The idea of incorporating energy harvesting into textiles is also being explored by Sheila Kennedy at Massachusetts Institute of Technology. In a recent project, she made curtains based on solar textiles. These curtains harvest energy from the Sun and in her demonstration were used to power the solid-state lighting in a house.
When cost is an issue
Cost is another important factor for wearable devices. In particular, the goal for many medical applications is for the sensors to be disposable. For Scanlon at Queens University Belfast, improvements in antenna efficiency can help bring down the costs. "Our antenna is about eight times as efficient as a typical medical antenna across the link from one side of the body to the other. That efficiency could allow you to turn down the power or to use cheaper - even disposable - transceivers," he says.

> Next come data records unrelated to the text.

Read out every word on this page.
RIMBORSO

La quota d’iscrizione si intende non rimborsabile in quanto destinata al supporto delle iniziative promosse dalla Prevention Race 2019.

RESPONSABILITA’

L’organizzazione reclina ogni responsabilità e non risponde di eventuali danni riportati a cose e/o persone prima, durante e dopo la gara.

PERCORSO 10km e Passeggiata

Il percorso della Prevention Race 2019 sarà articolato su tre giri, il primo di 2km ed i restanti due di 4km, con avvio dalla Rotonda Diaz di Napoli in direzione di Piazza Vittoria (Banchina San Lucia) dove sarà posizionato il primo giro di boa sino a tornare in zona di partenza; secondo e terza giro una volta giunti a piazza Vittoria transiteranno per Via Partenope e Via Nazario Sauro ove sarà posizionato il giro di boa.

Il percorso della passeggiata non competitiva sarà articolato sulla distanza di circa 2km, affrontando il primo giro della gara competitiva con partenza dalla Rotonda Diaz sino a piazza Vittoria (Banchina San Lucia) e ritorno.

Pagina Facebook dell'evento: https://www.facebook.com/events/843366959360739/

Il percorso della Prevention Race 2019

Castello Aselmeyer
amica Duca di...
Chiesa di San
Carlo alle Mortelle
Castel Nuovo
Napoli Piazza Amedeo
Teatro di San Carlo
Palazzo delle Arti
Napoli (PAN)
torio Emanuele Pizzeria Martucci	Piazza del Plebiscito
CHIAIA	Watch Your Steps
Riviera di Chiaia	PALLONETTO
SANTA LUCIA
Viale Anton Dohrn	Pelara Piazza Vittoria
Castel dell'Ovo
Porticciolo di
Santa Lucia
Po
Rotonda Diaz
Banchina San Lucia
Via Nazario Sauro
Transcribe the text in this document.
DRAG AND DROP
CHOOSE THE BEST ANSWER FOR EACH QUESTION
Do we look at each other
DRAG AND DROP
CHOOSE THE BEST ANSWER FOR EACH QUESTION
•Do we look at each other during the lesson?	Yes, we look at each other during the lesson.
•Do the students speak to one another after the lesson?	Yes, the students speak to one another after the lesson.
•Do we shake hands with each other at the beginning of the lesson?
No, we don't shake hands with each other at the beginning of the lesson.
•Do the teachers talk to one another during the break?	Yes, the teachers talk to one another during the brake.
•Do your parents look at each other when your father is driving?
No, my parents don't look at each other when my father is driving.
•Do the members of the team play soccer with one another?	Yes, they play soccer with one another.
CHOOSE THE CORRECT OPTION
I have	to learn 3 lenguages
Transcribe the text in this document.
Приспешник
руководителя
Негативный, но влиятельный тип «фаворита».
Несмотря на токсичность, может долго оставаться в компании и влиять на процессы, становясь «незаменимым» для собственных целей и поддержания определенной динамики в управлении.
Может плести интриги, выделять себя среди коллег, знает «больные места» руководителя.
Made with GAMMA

Despite all the great advances in wearable electronics, there are still some issues to be resolved. Security issues have been considered extensively for mobile telecoms, but it is not yet known whether others might be able to tap into the wealth of personal information being gathered and communicated around our bodies via our clothes.
The creators of science fiction films always recognise that the clothes of the future will be different from today's fashions. In the real future, however, changes in clothing style are likely to be far more than just a sign of changing tastes. What might those metallic jump suits really be telling the world about you?